Chirurgie : 54 hôpitaux menacés
Chirurgie : 54 hôpitaux menacés
Les services de chirurgie et de maternité dont l'activité est jugée trop faible pour garantir la sécurité des patients sont menacés de fermeture à terme par des décrets gouvernementaux en préparation.

© Vosges Matin, Lundi le 05 Juillet 2010 / France

Le ministère de la Santé considère que dans les hôpitaux qui pratiquent moins de 1 500 opérations par an, la sécurité des soins n'est pas assurée.
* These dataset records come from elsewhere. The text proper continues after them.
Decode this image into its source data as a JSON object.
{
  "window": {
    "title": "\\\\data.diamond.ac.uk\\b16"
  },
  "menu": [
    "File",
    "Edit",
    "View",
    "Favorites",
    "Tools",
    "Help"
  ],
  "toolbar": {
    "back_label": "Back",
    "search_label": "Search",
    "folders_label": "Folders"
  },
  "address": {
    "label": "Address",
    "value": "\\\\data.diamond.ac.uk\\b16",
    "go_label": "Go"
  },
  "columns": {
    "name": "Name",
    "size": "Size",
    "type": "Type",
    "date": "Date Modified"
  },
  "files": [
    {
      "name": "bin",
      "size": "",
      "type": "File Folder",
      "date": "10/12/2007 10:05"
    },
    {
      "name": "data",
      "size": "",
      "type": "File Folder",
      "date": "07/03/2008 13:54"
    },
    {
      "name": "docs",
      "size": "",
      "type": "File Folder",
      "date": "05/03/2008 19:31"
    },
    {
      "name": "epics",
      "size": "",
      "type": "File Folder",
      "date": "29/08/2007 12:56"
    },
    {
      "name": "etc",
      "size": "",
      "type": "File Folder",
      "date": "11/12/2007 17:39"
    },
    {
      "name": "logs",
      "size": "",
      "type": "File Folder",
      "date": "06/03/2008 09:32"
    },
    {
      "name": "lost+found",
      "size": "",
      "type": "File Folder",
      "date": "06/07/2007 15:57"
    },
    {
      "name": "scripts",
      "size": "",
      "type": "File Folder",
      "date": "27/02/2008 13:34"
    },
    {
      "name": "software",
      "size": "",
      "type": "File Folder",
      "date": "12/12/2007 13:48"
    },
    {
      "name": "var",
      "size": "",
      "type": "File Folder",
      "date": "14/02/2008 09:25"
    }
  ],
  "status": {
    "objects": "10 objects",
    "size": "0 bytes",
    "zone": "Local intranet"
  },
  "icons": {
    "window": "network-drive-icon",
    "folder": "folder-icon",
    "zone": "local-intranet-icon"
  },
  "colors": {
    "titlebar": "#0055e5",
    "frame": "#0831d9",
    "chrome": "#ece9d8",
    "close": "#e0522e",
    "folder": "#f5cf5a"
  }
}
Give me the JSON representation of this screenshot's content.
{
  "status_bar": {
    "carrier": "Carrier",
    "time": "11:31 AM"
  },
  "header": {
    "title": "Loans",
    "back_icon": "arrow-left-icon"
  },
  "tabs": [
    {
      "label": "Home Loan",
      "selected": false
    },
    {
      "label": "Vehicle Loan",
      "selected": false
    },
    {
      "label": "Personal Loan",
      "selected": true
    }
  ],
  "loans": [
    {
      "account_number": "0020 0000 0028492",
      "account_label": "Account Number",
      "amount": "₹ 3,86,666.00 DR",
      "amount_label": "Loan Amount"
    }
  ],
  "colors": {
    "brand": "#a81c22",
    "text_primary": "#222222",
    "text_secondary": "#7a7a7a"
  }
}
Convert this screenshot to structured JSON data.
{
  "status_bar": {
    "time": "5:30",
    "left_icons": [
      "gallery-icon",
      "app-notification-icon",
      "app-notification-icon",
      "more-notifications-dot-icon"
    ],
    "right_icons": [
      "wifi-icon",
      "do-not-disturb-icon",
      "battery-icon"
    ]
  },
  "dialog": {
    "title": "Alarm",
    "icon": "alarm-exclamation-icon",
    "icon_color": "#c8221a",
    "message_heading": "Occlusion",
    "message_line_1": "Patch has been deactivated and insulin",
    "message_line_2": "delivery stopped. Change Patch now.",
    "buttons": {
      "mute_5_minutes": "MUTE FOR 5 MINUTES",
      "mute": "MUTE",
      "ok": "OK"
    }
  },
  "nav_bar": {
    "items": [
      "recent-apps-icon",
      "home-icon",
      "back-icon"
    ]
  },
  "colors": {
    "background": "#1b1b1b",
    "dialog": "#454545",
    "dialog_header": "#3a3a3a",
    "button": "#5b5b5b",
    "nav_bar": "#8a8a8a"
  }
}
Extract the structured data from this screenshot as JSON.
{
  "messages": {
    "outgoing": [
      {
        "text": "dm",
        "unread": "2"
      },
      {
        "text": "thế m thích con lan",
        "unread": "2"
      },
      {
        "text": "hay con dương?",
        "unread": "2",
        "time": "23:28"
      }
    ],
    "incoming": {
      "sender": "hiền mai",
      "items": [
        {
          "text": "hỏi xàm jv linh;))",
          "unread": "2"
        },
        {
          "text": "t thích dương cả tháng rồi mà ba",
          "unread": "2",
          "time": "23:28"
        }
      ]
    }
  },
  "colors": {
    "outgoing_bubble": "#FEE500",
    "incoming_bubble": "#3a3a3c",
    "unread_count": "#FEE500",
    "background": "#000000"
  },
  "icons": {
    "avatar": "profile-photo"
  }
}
Photo d'archive

Des décrets, qui seront publiés fin juillet début août, doivent fixer à 1 500 personnes opérées par an le seuil d'activité en dessous duquel les services hospitaliers de chirurgie seront menacés de fermeture, a expliqué hier le ministère de la Santé.

Ce seuil ne deviendra effectif qu'à partir de 2012 et s'appuiera sur une moyenne établie sur les trois années précédentes (2009-2010-2011), a précisé le ministère, qui s'est donc déclaré dans l'impossibilité de déterminer à l'heure actuelle le nombre d'établissements qui seront concernés.
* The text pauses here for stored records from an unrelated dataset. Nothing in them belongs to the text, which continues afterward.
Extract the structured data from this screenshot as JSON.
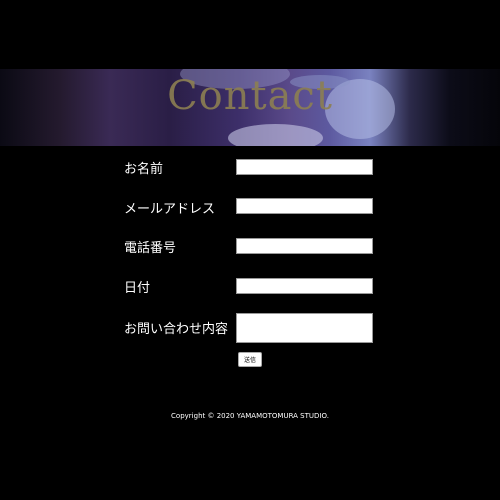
{
  "hero": {
    "title": "Contact"
  },
  "form": {
    "fields": [
      {
        "label": "お名前",
        "value": ""
      },
      {
        "label": "メールアドレス",
        "value": ""
      },
      {
        "label": "電話番号",
        "value": ""
      },
      {
        "label": "日付",
        "value": ""
      },
      {
        "label": "お問い合わせ内容",
        "value": ""
      }
    ],
    "submit_label": "送信"
  },
  "footer": {
    "copyright": "Copyright © 2020 YAMAMOTOMURA STUDIO."
  }
}
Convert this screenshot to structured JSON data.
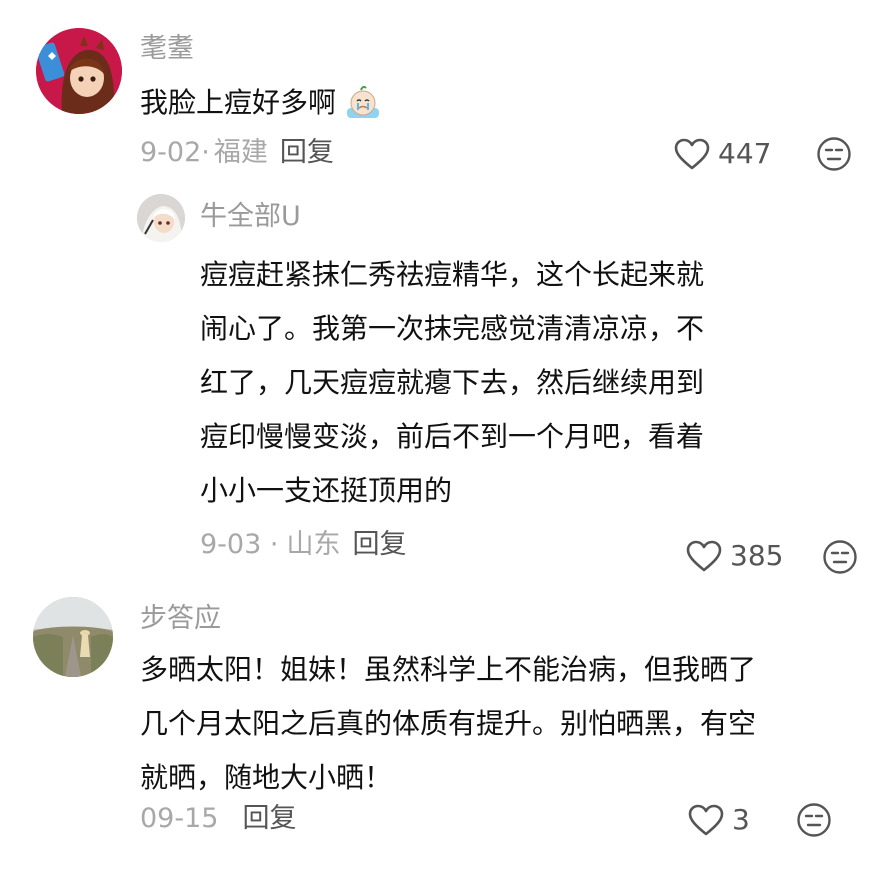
{
  "comments": [
    {
      "username": "耄耋",
      "text": "我脸上痘好多啊",
      "emoji": "crying-face-emoji",
      "date": "9-02·",
      "location": "福建",
      "reply_label": "回复",
      "likes": "447",
      "reply": {
        "username": "牛全部U",
        "lines": [
          "痘痘赶紧抹仁秀祛痘精华，这个长起来就",
          "闹心了。我第一次抹完感觉清清凉凉，不",
          "红了，几天痘痘就瘪下去，然后继续用到",
          "痘印慢慢变淡，前后不到一个月吧，看着",
          "小小一支还挺顶用的"
        ],
        "date": "9-03 ·",
        "location": "山东",
        "reply_label": "回复",
        "likes": "385"
      }
    },
    {
      "username": "步答应",
      "lines": [
        "多晒太阳！姐妹！虽然科学上不能治病，但我晒了",
        "几个月太阳之后真的体质有提升。别怕晒黑，有空",
        "就晒，随地大小晒！"
      ],
      "date": "09-15",
      "reply_label": "回复",
      "likes": "3"
    }
  ],
  "icons": {
    "like": "heart-outline-icon",
    "react": "neutral-face-icon"
  },
  "colors": {
    "username": "#9a9a9a",
    "meta": "#a8a8a8",
    "text": "#111111"
  }
}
De même il a expliqué qu'il ne pouvait pas confirmer la liste des 54 services hospitaliers menacés, publiée hier par le Journal du dimanche (JDD), qui s'appuie sur les années 2007-2008-2009.

Le journal cite par exemple les services de chirurgie de Paimpol (Côtes-d'Armor), Douarnenez (Finistère), Clermont (Oise), Péronne (Somme), Hazebrouck (Nord), Issoire, Ambert, Thiers, Riom (Puy-de-Dôme), Cavaillon (Vaucluse) ou encore Lannemezan (Haute-Pyrénées).
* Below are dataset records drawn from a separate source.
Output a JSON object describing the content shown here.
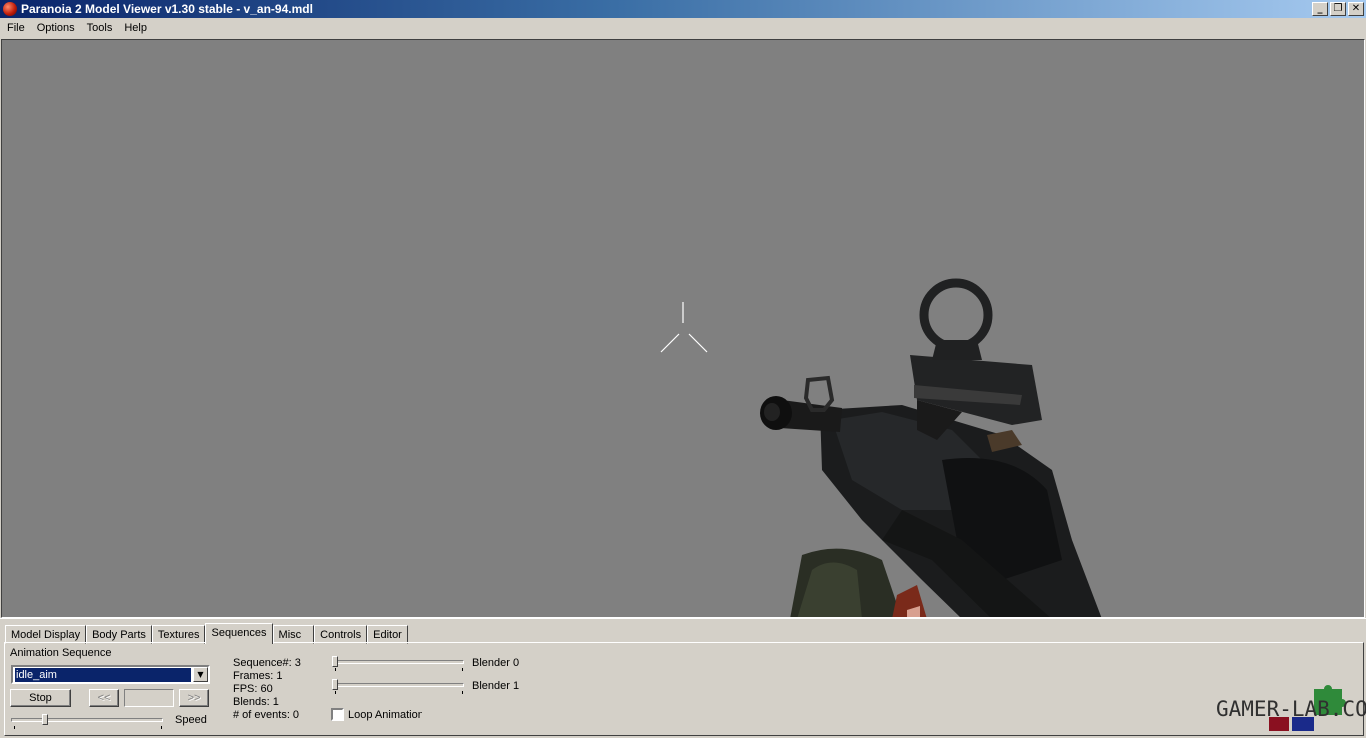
{
  "window": {
    "title": "Paranoia 2 Model Viewer v1.30 stable - v_an-94.mdl",
    "controls": {
      "minimize": "_",
      "restore": "❐",
      "close": "✕"
    }
  },
  "menu": [
    "File",
    "Options",
    "Tools",
    "Help"
  ],
  "viewport": {
    "background": "#808080"
  },
  "tabs": [
    "Model Display",
    "Body Parts",
    "Textures",
    "Sequences",
    "Misc",
    "Controls",
    "Editor"
  ],
  "active_tab": "Sequences",
  "sequences": {
    "animation_label": "Animation Sequence",
    "selected": "idle_aim",
    "stop_label": "Stop",
    "prev_label": "<<",
    "next_label": ">>",
    "speed_label": "Speed",
    "speed_level": 0.21,
    "info": {
      "sequence": "Sequence#: 3",
      "frames": "Frames: 1",
      "fps": "FPS: 60",
      "blends": "Blends: 1",
      "events": "# of events: 0"
    },
    "blender0_label": "Blender 0",
    "blender1_label": "Blender 1",
    "blender0_level": 0,
    "blender1_level": 0,
    "loop_label": "Loop Animation",
    "loop_checked": false
  },
  "watermark": {
    "text": "GAMER-LAB.COM",
    "icon": "puzzle-piece-icon"
  },
  "colors": {
    "titlebar_start": "#0a246a",
    "titlebar_end": "#a6caf0",
    "selection": "#0a246a",
    "face": "#d4d0c8"
  }
}
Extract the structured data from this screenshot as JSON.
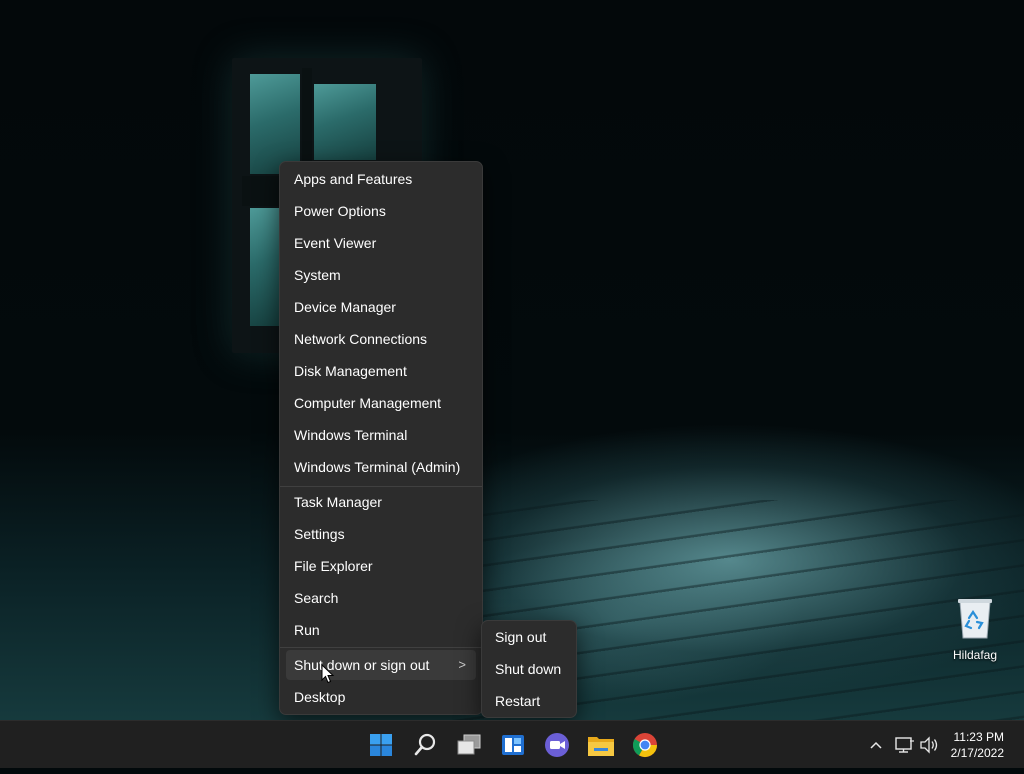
{
  "menu": {
    "items_group1": [
      {
        "label": "Apps and Features"
      },
      {
        "label": "Power Options"
      },
      {
        "label": "Event Viewer"
      },
      {
        "label": "System"
      },
      {
        "label": "Device Manager"
      },
      {
        "label": "Network Connections"
      },
      {
        "label": "Disk Management"
      },
      {
        "label": "Computer Management"
      },
      {
        "label": "Windows Terminal"
      },
      {
        "label": "Windows Terminal (Admin)"
      }
    ],
    "items_group2": [
      {
        "label": "Task Manager"
      },
      {
        "label": "Settings"
      },
      {
        "label": "File Explorer"
      },
      {
        "label": "Search"
      },
      {
        "label": "Run"
      },
      {
        "label": "Shut down or sign out",
        "has_submenu": true,
        "chevron": ">"
      },
      {
        "label": "Desktop"
      }
    ]
  },
  "submenu": {
    "items": [
      {
        "label": "Sign out"
      },
      {
        "label": "Shut down"
      },
      {
        "label": "Restart"
      }
    ]
  },
  "desktop": {
    "icons": [
      {
        "label": "Hildafag",
        "icon": "recycle-bin-icon"
      }
    ]
  },
  "taskbar": {
    "apps": [
      "start-icon",
      "search-icon",
      "task-view-icon",
      "widgets-icon",
      "chat-icon",
      "file-explorer-icon",
      "chrome-icon"
    ],
    "tray_icons": [
      "chevron-up-icon",
      "network-icon",
      "volume-icon"
    ],
    "time": "11:23 PM",
    "date": "2/17/2022"
  },
  "colors": {
    "menu_bg": "#2c2c2c",
    "taskbar_bg": "#202020",
    "start_blue": "#2f8fe6"
  }
}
Le gouvernement laisse un sursis pour les services de chirurgie ayant opéré entre 1.050 et 1 500 personnes par an, qui disposeront de trois ans pour améliorer leur activité ou s'associer avec un autre établissement, public ou privé, pour se maintenir.

Les Agences régionales de Santé (ARS) sont chargées d'identifier les situations qui seront problématiques et voir comment aider les établissements à se réorganiser, par exemple.

A terme, certains services de chirurgie pourraient être reconvertis dans d'autres activités, obligeant les patients des petites villes ou des zones montagneuses à aller encore plus loin pour se faire opérer.

Mais pour le ministère, «les gens ne veulent plus se faire soigner dans les petits hôpitaux», et «les médecins ne veulent pas non plus y rester», obligeant les directeurs d'établissement à recruter des médecins «mercenaires», qui exigent d'être payés à des tarifs très élevés pour assurer la continuité des soins.

Les décrets en préparation prévoient des dérogations: les centres de lutte contre le cancer ne sont pas concernés, ainsi que les services de gynécologie qui font plus de 100 opérations de gynécologie par an.

Ces décrets visent à garantir la sécurité des gestes pratiqués, plusieurs études ayant montré notamment qu'en dessous de 1 500 personnes opérées par an «la sécurité des soins n'est pas assurée», a expliqué le ministère.

«Lorsque les médecins opèrent peu, le geste est moins sûr», a expliqué au JDD Jean Leonetti, président de la fédération hospitalière de France (FHF) et vice président du groupe UMP à l'Assemblée nationale.

Mais pour Martin Malvy, président de l'Association des petites villes de France (APVF), cette annonce est «une menace sur l'offre de soins pour 2 millions de nos concitoyens».

«Affirmer que nos concitoyens peuvent se déplacer pour une appendicite ou une cataracte, peut à la limite s'entendre. Pour un infarctus, une hémorragie cérébrale ou un accident, cela est aberrant», a-t-il déclaré.

Bernard Sagez (CFDT santé sociaux) a estimé aussi que «ce n'est pas seulement la quantité d'actes qui fait la qualité d'un service», craignant que cette mesure «offre une ouverture au niveau des établissements du privé lucratif, qui eux ne font que de la comptabilisation d'actes».

Jean Leonetti a affirmé au contraire que «les partenariats entre établissements publics» seraient privilégiés, plutôt que l'association établissements publics-cliniques privées.